Fortunately for me, my aunt and uncle were visiting from St. Louis, and my uncle knows his way around cars. After isolating the screeching to the rear drivers' side of the vehicle, we proceeded to tear that sucker apart in search of the grimace- inducing noise. The culprit was a flat, slightly curved piece of metal that we found after removing the rear tire and the cover of the brake assembly. This curved metal piece, usually firmly fixed to a part known as a shoe, clattered to the ground as we removed the housing behind the rotor hub. The problem here being that the metal bit, no longer attached to its' shoe, was sliding around in the brake assembly(thus rendering that brake useless). So after removing the damaged parts and puttering the car home, we voyaged to the local auto shop in search of spare parts, and returned to begin repairs.
So it turns out car brakes are somewhat more complicated than the disk brakes of my childhood bicycle. A pair of "shoes" surround the rotor hub(the thing the center of the wheel rests on) and are attached to brake lines via several parts. The brake system exerts pressure via a fluid and pushes the shoes outward, making the curved metal plates create friction against their housings and slow the car.

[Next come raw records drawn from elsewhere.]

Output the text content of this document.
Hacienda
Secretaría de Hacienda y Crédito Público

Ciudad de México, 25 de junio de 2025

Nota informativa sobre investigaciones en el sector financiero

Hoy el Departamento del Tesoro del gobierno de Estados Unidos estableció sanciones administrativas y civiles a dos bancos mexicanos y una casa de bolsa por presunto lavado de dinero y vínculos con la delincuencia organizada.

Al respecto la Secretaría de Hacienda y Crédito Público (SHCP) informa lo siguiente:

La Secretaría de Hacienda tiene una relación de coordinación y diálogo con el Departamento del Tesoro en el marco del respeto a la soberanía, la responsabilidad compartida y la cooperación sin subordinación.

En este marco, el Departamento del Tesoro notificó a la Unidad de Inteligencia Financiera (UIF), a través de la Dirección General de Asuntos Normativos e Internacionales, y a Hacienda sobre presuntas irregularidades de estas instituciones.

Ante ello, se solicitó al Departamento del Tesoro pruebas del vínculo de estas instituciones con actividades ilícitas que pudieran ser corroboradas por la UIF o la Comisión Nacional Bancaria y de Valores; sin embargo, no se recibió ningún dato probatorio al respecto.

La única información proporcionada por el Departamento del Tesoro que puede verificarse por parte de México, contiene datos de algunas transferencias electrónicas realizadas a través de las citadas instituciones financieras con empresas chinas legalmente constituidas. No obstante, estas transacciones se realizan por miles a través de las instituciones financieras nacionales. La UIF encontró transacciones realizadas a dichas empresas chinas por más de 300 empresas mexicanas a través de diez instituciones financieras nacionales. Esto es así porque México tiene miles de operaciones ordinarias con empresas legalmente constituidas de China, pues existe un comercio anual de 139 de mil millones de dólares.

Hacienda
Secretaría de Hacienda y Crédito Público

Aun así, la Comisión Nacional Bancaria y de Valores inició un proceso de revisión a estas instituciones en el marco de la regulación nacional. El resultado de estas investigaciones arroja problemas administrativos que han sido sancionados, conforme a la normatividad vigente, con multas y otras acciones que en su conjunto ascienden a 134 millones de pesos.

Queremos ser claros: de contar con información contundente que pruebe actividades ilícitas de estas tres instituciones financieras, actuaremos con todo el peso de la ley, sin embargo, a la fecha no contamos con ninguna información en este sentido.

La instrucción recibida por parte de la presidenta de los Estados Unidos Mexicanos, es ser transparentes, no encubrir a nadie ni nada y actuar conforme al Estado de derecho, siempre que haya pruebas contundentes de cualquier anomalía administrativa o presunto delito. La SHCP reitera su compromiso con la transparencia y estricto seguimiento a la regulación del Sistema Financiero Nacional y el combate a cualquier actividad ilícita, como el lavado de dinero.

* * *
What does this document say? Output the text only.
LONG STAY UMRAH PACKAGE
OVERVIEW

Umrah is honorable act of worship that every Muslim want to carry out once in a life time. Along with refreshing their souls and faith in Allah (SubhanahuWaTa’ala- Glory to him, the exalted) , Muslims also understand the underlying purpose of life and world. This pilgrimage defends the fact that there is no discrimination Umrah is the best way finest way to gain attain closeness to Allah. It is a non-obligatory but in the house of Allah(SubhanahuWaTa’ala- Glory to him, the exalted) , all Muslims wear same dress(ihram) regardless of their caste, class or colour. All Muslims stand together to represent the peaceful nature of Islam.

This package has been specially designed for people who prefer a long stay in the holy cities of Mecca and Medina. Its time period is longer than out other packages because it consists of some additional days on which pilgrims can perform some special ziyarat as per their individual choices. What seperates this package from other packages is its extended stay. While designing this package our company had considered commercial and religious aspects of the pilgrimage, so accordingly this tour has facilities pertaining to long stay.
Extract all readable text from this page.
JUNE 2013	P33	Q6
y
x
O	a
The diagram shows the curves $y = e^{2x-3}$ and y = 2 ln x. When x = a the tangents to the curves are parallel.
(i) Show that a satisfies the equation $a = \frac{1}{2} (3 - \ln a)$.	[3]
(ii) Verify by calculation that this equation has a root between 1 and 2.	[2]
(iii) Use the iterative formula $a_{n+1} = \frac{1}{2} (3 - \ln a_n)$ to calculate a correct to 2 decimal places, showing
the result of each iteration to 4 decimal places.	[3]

Here's where the moral of the day shows up, as well as the advice to not mess with something as important as your brakes without some prior knowledge: Instructions are good, read them whenever they're available, as it's usually better than guessing. After four agonizing hours of what should have been simple car repair, my father remembered that among our vast collection of do-it-yourself books there was a manual with complete schematics and maintenance instructions for our cars. Brushing off dust and rapidly flipping through pages lead me to a page much like the diagram above, except with color pictures of the end results. These pictures made me very sad. Because one of them portrayed the assembled brake assembly, but with one small difference to the real one sitting before us. The Return spring, labeled in the diagram, was backwards. Four hours of stubbed fingers, short tempers, and spilled brake fluid, just because a single spring was inserted backwards.
And that, ladies and gentlemen. Is why instructions (especially instruction manuals) are fantastic and should be revered alongside all things repair, even the mighty duct tape.